Melanie Weaver Barnett, Executive Director, UNICON
Melanie Weaver Barnett
Executive Director, UNICON
Bloomberg News, May 2026

Member Schools in the Spotlight

Across both Bloomberg features, a number of UNICON member schools were highlighted as examples of where executive education is headed:

MIT Sloan and Wharton featured prominently for their AI program expansion and record revenues. Northwestern’s Kellogg School broke ground last year on a new $300 million facility that will nearly double executive education classroom capacity. Harvard Business School, which generated $612 million from continuing and executive programs last academic year, saw executive education become its largest single source of tuition revenue. UC Berkeley Haas was featured at length for its decade-long transformation into one of the most financially high-performing executive education operations in the country.

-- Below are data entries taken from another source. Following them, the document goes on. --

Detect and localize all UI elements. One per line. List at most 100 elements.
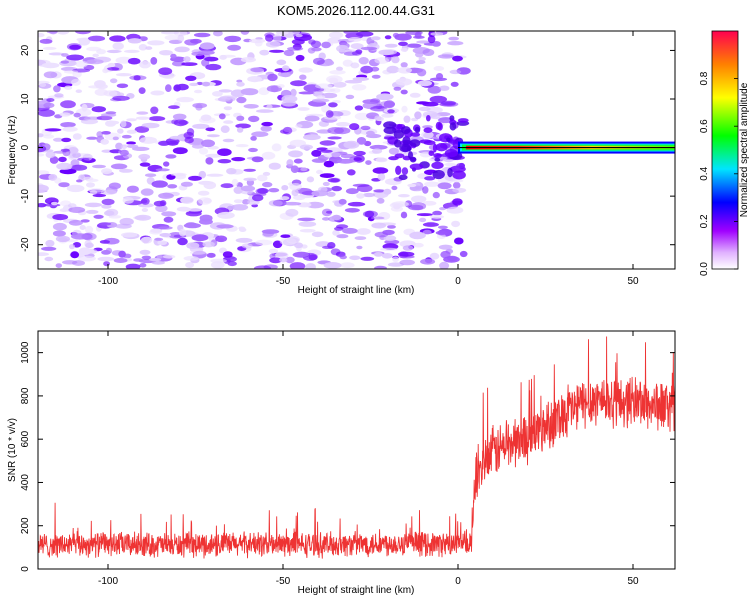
- carrier-streak: [458, 141, 675, 154]
- spectrogram-noise-blob: [437, 182, 452, 190]
- spectrogram-noise-blob: [48, 52, 65, 56]
- spectrogram-noise-blob: [400, 89, 408, 95]
- spectrogram-noise-blob: [44, 256, 54, 262]
- spectrogram-noise-blob: [155, 168, 170, 172]
- spectrogram-noise-blob: [163, 161, 170, 167]
- spectrogram-noise-blob: [423, 127, 433, 133]
- spectrogram-noise-blob: [119, 168, 133, 173]
- spectrogram-noise-blob: [92, 164, 106, 169]
- spectrogram-noise-blob: [392, 256, 399, 263]
- spectrogram-noise-blob: [457, 118, 469, 123]
- spectrogram-noise-blob: [233, 199, 243, 204]
- spectrogram-noise-blob: [101, 198, 115, 206]
- spectrogram-noise-blob: [72, 133, 82, 140]
- spectrogram-noise-blob: [290, 88, 297, 97]
- spectrogram-y-tick-label: 20: [20, 44, 31, 56]
- snr-y-tick-label: 800: [20, 387, 31, 404]
- spectrogram-noise-blob: [299, 74, 307, 80]
- spectrogram-noise-blob: [158, 226, 173, 230]
- spectrogram-noise-blob: [180, 196, 194, 204]
- snr-y-tick-label: 600: [20, 430, 31, 447]
- spectrogram-noise-blob: [109, 35, 126, 42]
- spectrogram-noise-blob: [181, 62, 198, 66]
- spectrogram-noise-blob: [459, 250, 468, 258]
- spectrogram-noise-blob: [253, 265, 272, 269]
- spectrogram-noise-blob: [85, 242, 94, 249]
- spectrogram-noise-blob: [75, 89, 83, 93]
- spectrogram-noise-blob: [41, 246, 57, 251]
- spectrogram-noise-blob: [351, 84, 367, 91]
- spectrogram-noise-blob: [158, 67, 173, 75]
- spectrogram-noise-blob: [165, 154, 177, 159]
- spectrogram-noise-blob: [440, 250, 451, 259]
- spectrogram-noise-blob: [297, 217, 316, 222]
- spectrogram-noise-blob: [235, 123, 251, 129]
- spectrogram-y-ticks: 20 10 0 -10 -20: [20, 44, 675, 252]
- spectrogram-x-tick-label: -50: [276, 276, 291, 287]
- spectrogram-noise-blob: [101, 250, 111, 255]
- spectrogram-noise-blob: [251, 131, 269, 137]
- spectrogram-noise-blob: [311, 158, 327, 163]
- spectrogram-noise-blob: [135, 116, 150, 120]
- colorbar-tick-label: 0.2: [699, 214, 710, 228]
- snr-background: [38, 331, 675, 569]
- spectrogram-noise-blob: [306, 201, 324, 209]
- spectrogram-noise-blob: [254, 40, 263, 47]
- spectrogram-noise-blob: [449, 122, 457, 131]
- spectrogram-noise-blob: [119, 217, 134, 226]
- spectrogram-noise-blob: [162, 75, 174, 79]
- spectrogram-noise-blob: [60, 148, 70, 152]
- spectrogram-noise-blob: [370, 36, 381, 41]
- spectrogram-noise-blob: [52, 222, 67, 231]
- snr-y-tick-label: 0: [20, 566, 31, 572]
- spectrogram-noise-blob: [80, 119, 99, 125]
- spectrogram-noise-blob: [171, 119, 179, 125]
- spectrogram-noise-blob: [45, 239, 55, 247]
- spectrogram-noise-blob: [179, 228, 187, 237]
- spectrogram-noise-blob: [113, 258, 128, 263]
- spectrogram-noise-blob: [321, 92, 338, 99]
- spectrogram-noise-blob: [444, 149, 458, 158]
- spectrogram-noise-blob: [240, 57, 256, 63]
- spectrogram-noise-blob: [110, 163, 128, 170]
- spectrogram-noise-blob: [141, 255, 152, 260]
- spectrogram-noise-blob: [61, 53, 69, 57]
- spectrogram-noise-blob: [199, 42, 215, 50]
- spectrogram-noise-blob: [448, 36, 460, 41]
- spectrogram-noise-blob: [401, 105, 408, 113]
- colorbar-tick-label: 0.6: [699, 119, 710, 133]
- spectrogram-noise-blob: [279, 237, 297, 246]
- spectrogram-noise-blob: [398, 251, 415, 257]
- spectrogram-noise-blob: [289, 262, 306, 269]
- spectrogram-noise-blob: [70, 78, 81, 86]
- spectrogram-noise-blob: [336, 66, 343, 72]
- spectrogram-noise-blob: [193, 32, 211, 38]
- spectrogram-noise-blob: [431, 41, 441, 47]
- spectrogram-noise-blob: [356, 137, 367, 145]
- spectrogram-noise-blob: [53, 137, 64, 142]
- spectrogram-noise-blob: [176, 206, 191, 212]
- spectrogram-noise-blob: [420, 258, 436, 265]
- spectrogram-noise-blob: [372, 167, 389, 174]
- spectrogram-noise-blob: [349, 123, 360, 131]
- spectrogram-noise-blob: [78, 247, 92, 255]
- spectrogram-noise-blob: [55, 263, 62, 268]
- spectrogram-noise-blob: [414, 126, 421, 134]
- spectrogram-noise-blob: [400, 126, 411, 135]
- snr-x-tick-label: 0: [455, 576, 461, 587]
- spectrogram-noise-blob: [299, 228, 316, 233]
- spectrogram-noise-blob: [293, 158, 303, 164]
- spectrogram-noise-blob: [280, 196, 290, 201]
- spectrogram-noise-blob: [120, 144, 128, 149]
- spectrogram-noise-blob: [345, 94, 355, 100]
- spectrogram-noise-blob: [100, 189, 117, 195]
- spectrogram-noise-blob: [289, 139, 306, 147]
- spectrogram-noise-blob: [186, 242, 200, 250]
- spectrogram-noise-blob: [198, 197, 212, 205]
- spectrogram-noise-blob: [216, 224, 234, 229]
- spectrogram-noise-blob: [356, 193, 365, 199]
- spectrogram-noise-blob: [224, 35, 242, 43]
- spectrogram-noise-blob: [352, 183, 370, 187]
- spectrogram-noise-blob: [447, 41, 464, 46]
- spectrogram-noise-blob: [198, 147, 209, 155]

Yale SOM, IMD, Emory’s Goizueta Business School, Michigan Ross, and Stanford GSB all featured as examples of how member institutions are evolving their models — from stackable credentials to custom corporate programs to alumni-status certificates. The breadth of UNICON member representation across Bloomberg’s analysis reflects the caliber of the consortium’s membership and how central university-based executive education has become to the broader higher education conversation.

The Bigger Picture

What the Bloomberg coverage makes visible to a mainstream business audience is what UNICON has been tracking and reporting to its members for years: executive education is not a side operation. For leading business schools, it is becoming a strategic priority, a significant revenue contributor, and an important channel for staying connected to the corporate world.

For UNICON members, the peer network, shared benchmarking, and research access the consortium provides are tools for navigating this growth with confidence and context. Understanding how peers are approaching capacity investment, faculty deployment, open enrollment strategy, and AI curriculum design is increasingly the difference between leading this market and reacting to it.

Both Bloomberg articles linked above are behind a paywall. A Bloomberg subscription is required to access the full text.